Beans & Cornbread, a Detroit-based soul food restaurant, will serve up African-American facts for Black History Month, according to Black Enterprise.
The “shoebox lunches” consist of southern fried chicken in decorative cardboard boxes featuring facts about prominent Black figures or history. They are modeled after the boxes African-Americans used to store food while traveling in the segregated South. During the Jim Crow era, many people of color prepared and packed meals because they were refused service at White-only eateries.
Patrick Coleman, the Beans & Cornbread owner, said stories of segregation he heard from his mother and grandmother sparked the idea.
He added the keepsake meal boxes to the lunch menu in November 2018 and they were a hit last February. Now, he will be serving a variety of soul food in the cartons, including catfish and the restaurant’s signature Harlem Burrito.
“It’s a history lesson [that] we call ‘lunch and learn,” he told Black Enterprise.

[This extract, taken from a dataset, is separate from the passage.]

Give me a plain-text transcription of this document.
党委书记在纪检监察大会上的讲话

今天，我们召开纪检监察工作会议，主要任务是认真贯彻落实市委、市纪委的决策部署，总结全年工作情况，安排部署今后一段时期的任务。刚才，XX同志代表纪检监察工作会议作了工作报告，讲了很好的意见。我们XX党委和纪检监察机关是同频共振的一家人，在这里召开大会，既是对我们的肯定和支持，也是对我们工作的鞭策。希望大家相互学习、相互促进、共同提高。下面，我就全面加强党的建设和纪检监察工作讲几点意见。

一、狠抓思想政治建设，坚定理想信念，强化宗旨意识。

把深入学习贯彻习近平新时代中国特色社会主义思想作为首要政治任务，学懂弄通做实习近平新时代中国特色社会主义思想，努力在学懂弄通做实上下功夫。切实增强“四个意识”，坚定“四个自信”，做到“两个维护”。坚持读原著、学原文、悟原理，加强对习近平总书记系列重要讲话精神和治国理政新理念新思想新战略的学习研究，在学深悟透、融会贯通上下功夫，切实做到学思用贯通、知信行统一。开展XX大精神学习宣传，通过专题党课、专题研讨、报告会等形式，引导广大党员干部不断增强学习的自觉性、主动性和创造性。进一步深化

“It’s important that a younger generation understand the strength and determination that their forebears had to persevere through what we now consider normal day-to-day living,” Coleman added. “Despite the indignities of the era, Black Americans found a way through resourcefulness as well as resolve to ensure that they could travel and sustain themselves.”
The “History in a Box” will be priced at $11 but restaurant-goers can purchase them for $3. A portion of the sales will be donated to Central Detroit Christian Community Development Corporation’s youth education programs.